Since the conference this August in DC, I have familiarized myself with the Division’s policies, our current and ongoing projects, and our long-term goals. The recent migration of our website to APA and launch of our journal are examples of the progress made in the last year. Both of these changes will raise our prominence amongst APA’s Divisions and help us attract new members, which is vital for our continued growth. The other presidents and I have been planning for the 2012 convention, identifying keynote speakers who will be of interest to our current members and working with other divisions to develop collaborative, cross-discipline programs that would appeal to not only our members, but those from other disciplines.
In September I attended the Association for Applied Sport Psychology (AASP) conference and, while there, participated in the Sport Psychology Council (SPC) annual meeting. The SPC is comprised of representatives from the major sport psychology organizations from around the world and provides a forum for discussion and collaboration about the issues, challenges and opportunities that exist in our field. And, as we become a more integrated world, such meetings become even more essential.

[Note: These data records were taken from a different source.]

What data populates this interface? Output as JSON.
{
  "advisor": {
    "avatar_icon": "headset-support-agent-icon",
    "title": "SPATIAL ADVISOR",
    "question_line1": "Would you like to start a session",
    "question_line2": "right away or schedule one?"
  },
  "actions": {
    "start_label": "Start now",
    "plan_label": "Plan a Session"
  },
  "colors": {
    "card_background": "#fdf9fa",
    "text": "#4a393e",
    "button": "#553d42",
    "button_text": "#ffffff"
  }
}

As I look ahead over the next three years (and into the future), two issues take center stage and will be a focus for me. For sport psychology as a profession, and our Division specifically, the issues of competence and training are intimately linked. As the landscape of psychology continues to change and expand, the implications of who is competent to provide what services to which groups of athletes, coaches, and sport teams and organizations and what training models provide students with the best routes for obtaining the skills, knowledge and awareness to practice become paramount. I think the renewal of sport psychology as a proficiency within APA is a necessary first step and I applaud the Division’s past executive committee (and standing committee members) who made this a reality. I would like us, though, as a Division to continue the discussion about competencies and training (and in determining competency-based training), and to collaborate with other sport psychology organizations, such as AASP, on ways we can continue to refine what it means to be a sport psychologist and how we can help graduate programs develop ideal models for training future professionals. Although establishing sport psychology as a specialty within APA is a long-term project, my plan is to focus on the beginning steps associated with that so we can make it (or another mechanism of credentialing) a reality in the future.
I welcome comments, feedback, and suggestions from you about any of the issues I have raised or any that you would like us to address within the Division. I look forward to hearing from you.